“Will It Help Me Achieve My Life Goals?”

This question could help you make better decisions in your life.

Posted May 09, 2019

CCO
Source: CCO

It’s one thing to say that you want to achieve certain life goals, whether education, career, financial, or some others. It’s an entirely different thing to actually do the work necessary to accomplish those goals. In other words, talk is cheap! You have to want it and you have to want it bad! Why? Because the chances are that you have a lot of forces in your life that don’t always align with your life goals and can, in fact, actively pull you away from them. Even worse, they can actually hurt your efforts to accomplish your goals. These conflicting forces might include wanting to stay out late with your friends, eating unhealthily, spending too much time staring at a screen, not exercising, not studying enough, the list goes on. When faced with these options, you have to make a choice about what’s most important to you.

Forks in the Road

I call these choices “forks in the road,” in which you have the option of two or more directions you can take. In fact, you are faced with potentially meaningful forks in the road every day in your life:

  • “Should I go to bed early tonight?”
  • “Should I eat this junk food?”
  • “Should I put my phone away?”
  • “Should I do my homework now?”

There are many influences that can determine which fork in the road you take; for example, fatigue, boredom, equally or more attractive alternatives, and a multitude of distractions that now inhabit your life.
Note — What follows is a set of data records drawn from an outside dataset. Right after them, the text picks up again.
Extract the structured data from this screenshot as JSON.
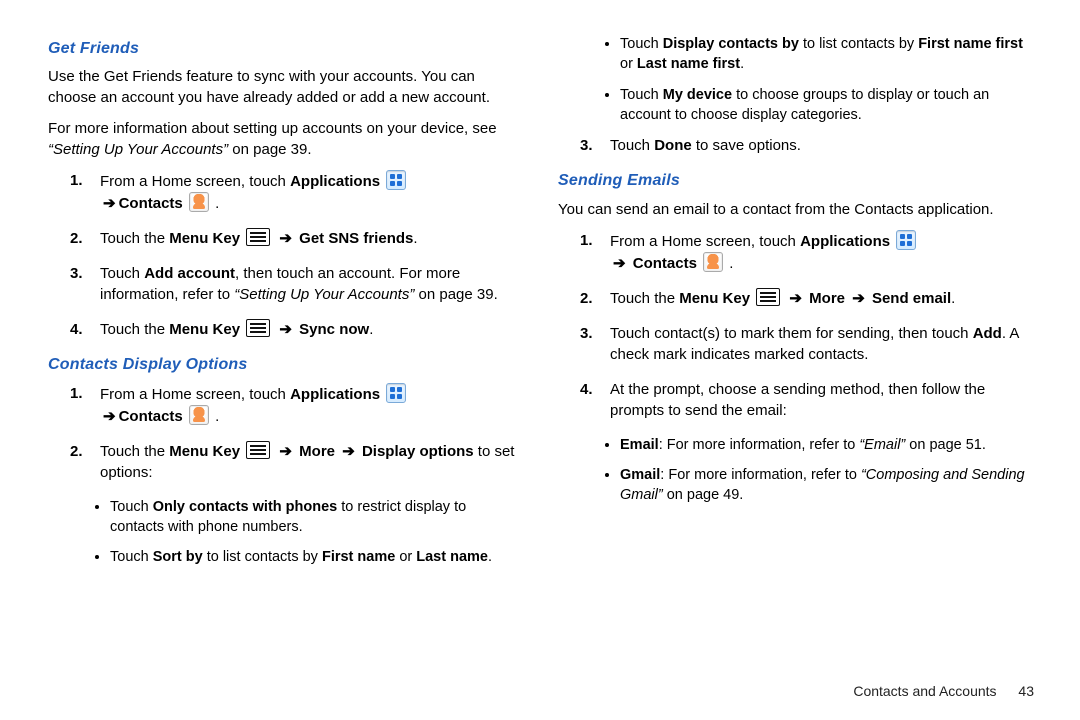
{
  "left": {
    "getFriends": {
      "title": "Get Friends",
      "para1": "Use the Get Friends feature to sync with your accounts. You can choose an account you have already added or add a new account.",
      "para2a": "For more information about setting up accounts on your device, see ",
      "para2ref": "“Setting Up Your Accounts”",
      "para2b": " on page 39.",
      "s1a": "From a Home screen, touch ",
      "apps": "Applications",
      "contacts": "Contacts",
      "period": ".",
      "s2a": "Touch the ",
      "menuKey": "Menu Key",
      "s2b": "Get SNS friends",
      "s3a": "Touch ",
      "addAcct": "Add account",
      "s3b": ", then touch an account. For more information, refer to ",
      "s3ref": "“Setting Up Your Accounts”",
      "s3c": "  on page 39.",
      "s4b": "Sync now"
    },
    "displayOptions": {
      "title": "Contacts Display Options",
      "s1a": "From a Home screen, touch ",
      "s2a": "Touch the ",
      "more": "More",
      "disp": "Display options",
      "s2b": " to set options:",
      "b1a": "Touch ",
      "b1b": "Only contacts with phones",
      "b1c": " to restrict display to contacts with phone numbers.",
      "b2a": "Touch ",
      "b2b": "Sort by",
      "b2c": " to list contacts by ",
      "fn": "First name",
      "or": " or ",
      "ln": "Last name",
      "dot": "."
    }
  },
  "right": {
    "topBullets": {
      "b1a": "Touch ",
      "b1b": "Display contacts by",
      "b1c": " to list contacts by ",
      "b1d": "First name first",
      "b1e": " or ",
      "b1f": "Last name first",
      "b1g": ".",
      "b2a": "Touch ",
      "b2b": "My device",
      "b2c": " to choose groups to display or touch an account to choose display categories."
    },
    "step3a": "Touch ",
    "done": "Done",
    "step3b": " to save options.",
    "sending": {
      "title": "Sending Emails",
      "intro": "You can send an email to a contact from the Contacts application.",
      "s1a": "From a Home screen, touch ",
      "apps": "Applications",
      "contacts": "Contacts",
      "s2a": "Touch the ",
      "menuKey": "Menu Key",
      "more": "More",
      "sendEmail": "Send email",
      "s3": "Touch contact(s) to mark them for sending, then touch ",
      "add": "Add",
      "s3b": ". A check mark indicates marked contacts.",
      "s4": "At the prompt, choose a sending method, then follow the prompts to send the email:",
      "eb1a": "Email",
      "eb1b": ": For more information, refer to ",
      "eb1ref": "“Email”",
      "eb1c": "  on page 51.",
      "eb2a": "Gmail",
      "eb2b": ": For more information, refer to ",
      "eb2ref": "“Composing and Sending Gmail”",
      "eb2c": "  on page 49."
    }
  },
  "footer": {
    "label": "Contacts and Accounts",
    "page": "43"
  },
  "glyph": {
    "arrow": "➔"
  }
}
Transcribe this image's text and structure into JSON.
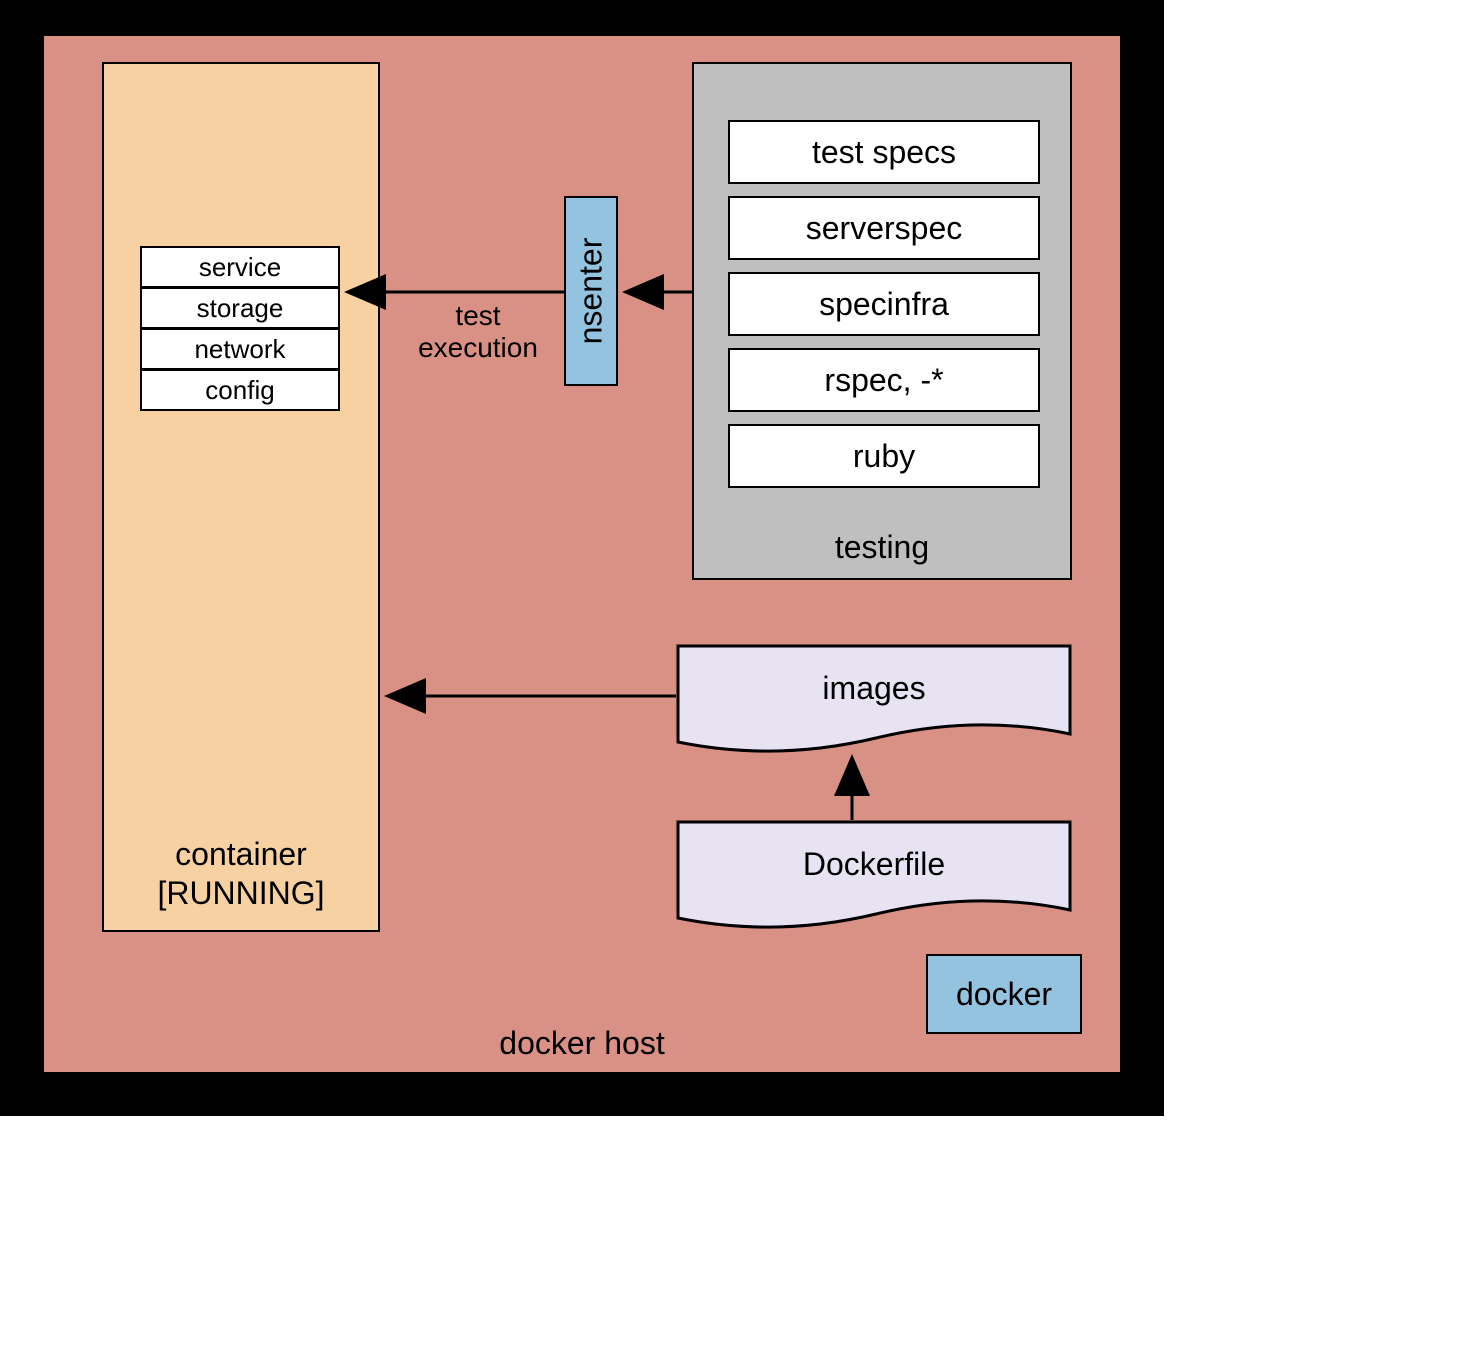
{
  "host": {
    "label": "docker host"
  },
  "container": {
    "label_line1": "container",
    "label_line2": "[RUNNING]",
    "items": [
      "service",
      "storage",
      "network",
      "config"
    ]
  },
  "testing": {
    "label": "testing",
    "items": [
      "test specs",
      "serverspec",
      "specinfra",
      "rspec, -*",
      "ruby"
    ]
  },
  "nsenter": {
    "label": "nsenter"
  },
  "test_execution": {
    "line1": "test",
    "line2": "execution"
  },
  "images_doc": {
    "label": "images"
  },
  "dockerfile_doc": {
    "label": "Dockerfile"
  },
  "docker_box": {
    "label": "docker"
  },
  "colors": {
    "host_bg": "#d99185",
    "container_bg": "#f8d1a2",
    "testing_bg": "#bfbfbf",
    "blue_box": "#93c3df",
    "doc_fill": "#e7e3f3"
  }
}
There are also bigger forks in the road at various times in your life:

  • “Do I want to stay in school?”
  • “Should I change my major?”
  • “Should I quit my job?

These “existential” questions are impacted by some of the immediate forces I described above, but also by bigger concerns including your current capabilities, what school you want to attend, what your dream job is, and whether you can afford to take a particular fork in the road.

There are no right-or-wrong answers to any of these questions. The so-called correct answer depends on your values, interests, and goals. At those many forks in the road that you face every day, you must decide what is important to you. You must look at each fork and decide which one you will take. The motivation you bring to your goals, your commitment and determination to achieve your life goals, the priority that you place on those goals, and the competing forces acting as a siren’s call for your attention, time, and energy will dictate which road you take and whether you ultimately accomplish your goals.

Efforts = Goals?

An important question for you to ask yourself as you are faced with these forks in the road is whether your efforts are consistent with your goals. In other words, are you putting forth enough effort to achieve your goals? I see a lot of people with big goals, but when I ask them whether their efforts equal their goals, few are willing to raise their hands. But one thing is for sure; if your efforts aren’t in line with your goals, you will not accomplish them. You have two choices, either increase your efforts to match your goals or reduce your goals to match your effort. Again, there is no clear fork to take here, just the fork that you choose.

The Question to Ask

If you have made a true commitment to pursuing your life goals and are willing to “put your money where your mouth is,” then when faced with difficult forks in the road, you can ask yourself one simple question: “Will it help me achieve my life goals?” This question takes all of the complexities of the many competing forces and boils them down to one simple notion that lies at the heart of striving toward your goals. This question also provides a clear distinction when you are tempted by other forces in your lives, most notably, screen time, sleep, and nutrition.

Once you’ve made a real commitment to your goals, this “Will it help me achieve my life goals?” question filters all of the forks in the road you face and makes your choice abundantly clear.

Especially for young people who are still figuring out their priorities and their commitments, one of the most common responses I hear when they are faced with a fork in the road is: “I don’t feel like it today.” This reaction often comes when they are confronted with a fork in the road between short-term fun and long-term commitment to their goals. I hear this when people are required to do extra work to get ahead, take on more responsibilities, when they are tired and aren’t in the mood to do the work, and when they would rather just enjoy themselves. Each of these situations is a test of your commitment to your life goals. The fork in the road that you take may very well determine whether you actually achieve your life goals.

“Commitment means staying loyal to what you said you were going to do long after the mood you said it in has left you.” —Jonathan Field, 5-time martial arts world champion

It’s Not Just Your Commitment

As the saying goes, “It takes a village,” and that often applies to achieving life goals as well. When you make a commitment to pursue your life goals, you may not be the only ones making a commitment. Most notably, for young people, their parents are also making a significant commitment of time, energy, money, and sometimes making big sacrifices in their own lives. This commitment from parents makes the ongoing commitment of young people especially important. For sure, parents don’t always feel like, for example, writing big checks or waking up at 5:30 to drive their kids to early-morning sports practice, but they do it anyway because they want to support their children’s passion for something that is as positive and healthy. In turn, young people need to reciprocate in a similarly committed fashion by making choices that also best support their life goals. Without an alignment of commitment between children and their parents, there are going to be some very frustrated parents and some very unhappy kids. At these forks in the road, you should always go back to the basic question I suggested that they ask first: “Will it help me achieve my life goals?” Then, when you take the good road, everyone wins.